Insurance companies are profit making organizations that needs cash to run its daily operations. They generate funds by selling insurance products to customers and in exchange they pay premium. They ensure that the amount charged as premium is greater than the claim paid. Insurance companies get money through the following ways:

  • Underwriting Profit: Insurance companies make money from the premiums paid by the insured minus the amount paid out as claim and for running the business. They employ underwriters to analyse the risk of a particular asset and how much should be charged for cover and the risk of of what is insured in the policy. They calculate how much would be paid, under what circumstances would claims be made and how much would be charged as premium. The price of an insurance premium may vary depending on the type of insurance or if the cost of providing protection or certainty increases.

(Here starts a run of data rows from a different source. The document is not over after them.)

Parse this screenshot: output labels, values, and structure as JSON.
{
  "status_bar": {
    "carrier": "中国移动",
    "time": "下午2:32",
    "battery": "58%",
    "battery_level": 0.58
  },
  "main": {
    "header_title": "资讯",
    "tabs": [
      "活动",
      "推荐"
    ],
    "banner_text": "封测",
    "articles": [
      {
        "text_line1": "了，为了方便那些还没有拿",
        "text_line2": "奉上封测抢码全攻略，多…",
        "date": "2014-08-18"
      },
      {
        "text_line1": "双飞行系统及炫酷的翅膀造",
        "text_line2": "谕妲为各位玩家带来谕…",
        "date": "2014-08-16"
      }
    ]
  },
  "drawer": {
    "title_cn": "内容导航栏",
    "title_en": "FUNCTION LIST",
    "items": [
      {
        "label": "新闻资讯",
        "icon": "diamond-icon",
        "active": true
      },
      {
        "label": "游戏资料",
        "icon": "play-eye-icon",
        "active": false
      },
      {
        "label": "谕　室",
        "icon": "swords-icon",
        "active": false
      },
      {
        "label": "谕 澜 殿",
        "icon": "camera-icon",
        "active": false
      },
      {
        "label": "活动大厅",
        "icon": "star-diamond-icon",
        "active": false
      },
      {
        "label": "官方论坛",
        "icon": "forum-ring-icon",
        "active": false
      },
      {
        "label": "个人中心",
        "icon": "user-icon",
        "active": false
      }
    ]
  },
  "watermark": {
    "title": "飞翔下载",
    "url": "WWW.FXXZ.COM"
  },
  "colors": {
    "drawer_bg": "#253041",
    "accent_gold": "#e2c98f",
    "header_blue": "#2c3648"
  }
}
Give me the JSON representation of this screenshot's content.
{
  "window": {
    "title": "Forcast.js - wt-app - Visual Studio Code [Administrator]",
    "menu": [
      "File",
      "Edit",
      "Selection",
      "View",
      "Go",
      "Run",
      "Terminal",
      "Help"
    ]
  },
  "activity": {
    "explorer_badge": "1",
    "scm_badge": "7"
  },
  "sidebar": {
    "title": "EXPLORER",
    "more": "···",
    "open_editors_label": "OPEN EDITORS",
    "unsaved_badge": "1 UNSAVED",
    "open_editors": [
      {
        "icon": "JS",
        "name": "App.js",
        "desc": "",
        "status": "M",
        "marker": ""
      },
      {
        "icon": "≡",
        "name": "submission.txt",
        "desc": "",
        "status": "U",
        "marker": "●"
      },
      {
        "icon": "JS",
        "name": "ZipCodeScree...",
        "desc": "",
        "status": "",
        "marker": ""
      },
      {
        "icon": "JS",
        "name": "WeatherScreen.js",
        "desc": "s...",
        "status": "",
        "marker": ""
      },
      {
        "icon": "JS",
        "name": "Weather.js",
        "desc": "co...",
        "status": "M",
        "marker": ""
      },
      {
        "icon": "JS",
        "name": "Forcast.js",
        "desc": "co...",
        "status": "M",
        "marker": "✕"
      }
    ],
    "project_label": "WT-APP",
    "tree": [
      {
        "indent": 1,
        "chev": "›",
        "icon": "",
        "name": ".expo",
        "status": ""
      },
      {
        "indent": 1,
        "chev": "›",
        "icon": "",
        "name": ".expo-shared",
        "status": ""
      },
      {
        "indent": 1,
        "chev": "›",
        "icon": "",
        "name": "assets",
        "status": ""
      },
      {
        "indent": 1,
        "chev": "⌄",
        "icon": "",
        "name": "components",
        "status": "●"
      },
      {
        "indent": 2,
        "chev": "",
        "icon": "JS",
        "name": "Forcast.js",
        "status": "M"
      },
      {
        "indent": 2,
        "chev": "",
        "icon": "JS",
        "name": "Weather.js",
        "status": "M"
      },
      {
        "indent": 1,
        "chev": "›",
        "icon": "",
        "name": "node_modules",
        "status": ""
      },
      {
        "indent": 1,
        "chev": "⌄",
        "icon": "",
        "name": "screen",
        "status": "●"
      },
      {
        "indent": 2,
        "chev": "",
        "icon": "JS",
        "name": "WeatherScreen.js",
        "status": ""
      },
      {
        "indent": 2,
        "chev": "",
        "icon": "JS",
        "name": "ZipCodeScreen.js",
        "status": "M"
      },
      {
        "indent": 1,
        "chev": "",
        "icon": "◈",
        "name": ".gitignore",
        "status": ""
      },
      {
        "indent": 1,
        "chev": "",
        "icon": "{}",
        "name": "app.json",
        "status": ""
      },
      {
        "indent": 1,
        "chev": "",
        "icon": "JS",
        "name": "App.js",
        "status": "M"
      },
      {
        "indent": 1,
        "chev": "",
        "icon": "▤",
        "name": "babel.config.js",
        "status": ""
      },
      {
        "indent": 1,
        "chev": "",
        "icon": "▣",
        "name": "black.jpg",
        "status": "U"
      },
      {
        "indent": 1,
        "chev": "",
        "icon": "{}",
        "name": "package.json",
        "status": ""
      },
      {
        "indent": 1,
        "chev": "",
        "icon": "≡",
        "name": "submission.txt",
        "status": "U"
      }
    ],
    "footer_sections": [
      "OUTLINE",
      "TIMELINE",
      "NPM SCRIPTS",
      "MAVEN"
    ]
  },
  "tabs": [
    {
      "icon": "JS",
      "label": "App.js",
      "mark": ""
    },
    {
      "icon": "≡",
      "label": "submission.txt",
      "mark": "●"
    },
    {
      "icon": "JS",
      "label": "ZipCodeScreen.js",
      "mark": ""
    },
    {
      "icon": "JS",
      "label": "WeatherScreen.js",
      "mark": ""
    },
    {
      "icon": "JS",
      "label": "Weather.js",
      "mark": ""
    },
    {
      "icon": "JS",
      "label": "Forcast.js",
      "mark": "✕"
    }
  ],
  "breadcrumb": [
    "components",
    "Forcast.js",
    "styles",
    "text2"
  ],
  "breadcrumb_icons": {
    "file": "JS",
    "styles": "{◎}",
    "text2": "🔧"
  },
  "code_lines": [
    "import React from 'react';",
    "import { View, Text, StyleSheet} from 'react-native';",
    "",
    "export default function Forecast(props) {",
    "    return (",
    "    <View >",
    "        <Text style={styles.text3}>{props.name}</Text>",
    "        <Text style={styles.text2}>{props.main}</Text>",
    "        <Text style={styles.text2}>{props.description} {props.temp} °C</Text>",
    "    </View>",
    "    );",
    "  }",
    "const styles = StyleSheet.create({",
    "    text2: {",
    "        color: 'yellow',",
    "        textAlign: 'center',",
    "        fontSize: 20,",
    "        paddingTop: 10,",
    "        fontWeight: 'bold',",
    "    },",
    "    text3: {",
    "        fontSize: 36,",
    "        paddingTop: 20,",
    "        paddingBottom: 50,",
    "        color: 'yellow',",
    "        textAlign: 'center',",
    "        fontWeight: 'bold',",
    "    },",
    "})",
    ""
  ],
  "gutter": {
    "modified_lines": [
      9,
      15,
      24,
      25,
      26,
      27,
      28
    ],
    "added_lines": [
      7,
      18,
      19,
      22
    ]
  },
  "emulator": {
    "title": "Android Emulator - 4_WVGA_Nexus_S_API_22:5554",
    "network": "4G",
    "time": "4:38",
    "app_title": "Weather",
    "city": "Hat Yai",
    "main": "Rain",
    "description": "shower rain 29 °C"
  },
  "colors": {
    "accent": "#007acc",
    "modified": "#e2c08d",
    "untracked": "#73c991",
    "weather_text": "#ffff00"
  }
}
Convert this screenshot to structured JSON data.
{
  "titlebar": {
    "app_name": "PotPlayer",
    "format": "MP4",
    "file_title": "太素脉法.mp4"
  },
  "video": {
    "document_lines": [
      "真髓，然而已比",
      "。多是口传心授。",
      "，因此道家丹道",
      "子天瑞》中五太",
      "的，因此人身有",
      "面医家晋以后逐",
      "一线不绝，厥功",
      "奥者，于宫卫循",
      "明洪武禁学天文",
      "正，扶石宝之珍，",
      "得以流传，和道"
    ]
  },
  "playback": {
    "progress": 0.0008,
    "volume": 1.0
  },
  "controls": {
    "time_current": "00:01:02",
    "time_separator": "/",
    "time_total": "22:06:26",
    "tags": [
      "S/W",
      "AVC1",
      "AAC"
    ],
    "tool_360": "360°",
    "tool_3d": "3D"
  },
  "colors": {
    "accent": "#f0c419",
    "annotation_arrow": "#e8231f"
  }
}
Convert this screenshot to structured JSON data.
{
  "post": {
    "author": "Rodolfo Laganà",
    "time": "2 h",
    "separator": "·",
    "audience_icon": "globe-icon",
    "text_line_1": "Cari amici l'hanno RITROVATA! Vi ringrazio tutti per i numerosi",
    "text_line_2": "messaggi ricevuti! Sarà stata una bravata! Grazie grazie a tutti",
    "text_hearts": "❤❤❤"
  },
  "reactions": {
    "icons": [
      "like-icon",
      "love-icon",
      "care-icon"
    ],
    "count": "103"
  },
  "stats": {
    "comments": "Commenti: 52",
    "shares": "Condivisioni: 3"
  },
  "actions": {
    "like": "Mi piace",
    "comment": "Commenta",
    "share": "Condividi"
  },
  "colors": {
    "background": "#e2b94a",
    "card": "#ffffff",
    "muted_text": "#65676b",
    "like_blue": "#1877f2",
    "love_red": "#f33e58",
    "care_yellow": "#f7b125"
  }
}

Note: Premiums is a sum of money charged by the insurer and in turn would be paid by the insured for an insurance policy. They can be charged either for home, auto, health and life insurance and the amount charged may vary depending on the insurance company.

  • Profits from Investment: The money paid as premiums are invested into other businesses to make more money for the insurance companies. The time an insured would require or file for a claim us uncertain so instead of the cash paid as premium would be left sitting in the bank, insurance companies would rather invest that money in the financial markets that can yield more money and interest.
  • Insurance companies also make money from premiums that are not reversed yearly if the policyholder does not file for a claim. In the absence of an occurrence of loss, the premium paid by the insured is not given back which serves as a means of increasing revenue for insurance companies.
  • Policy lapses: In some cases policyholders fail to follow up and pay premiums as at when due and when the policy lapses insurance companies make money from this. When a policy lapses occurs, the policy expires without any claims been paid. In situations like this the premiums paid by the insured are retained by the insurer.

Conclusion

Insurance companies are also like any other profit making organization all around the world. They need money to run their daily operations and pay those who work for them. While providing protection for others they also ensure that they make profit so that they can continue to be in operation. This article has covered ways in which insurance companies can generate income and make profits.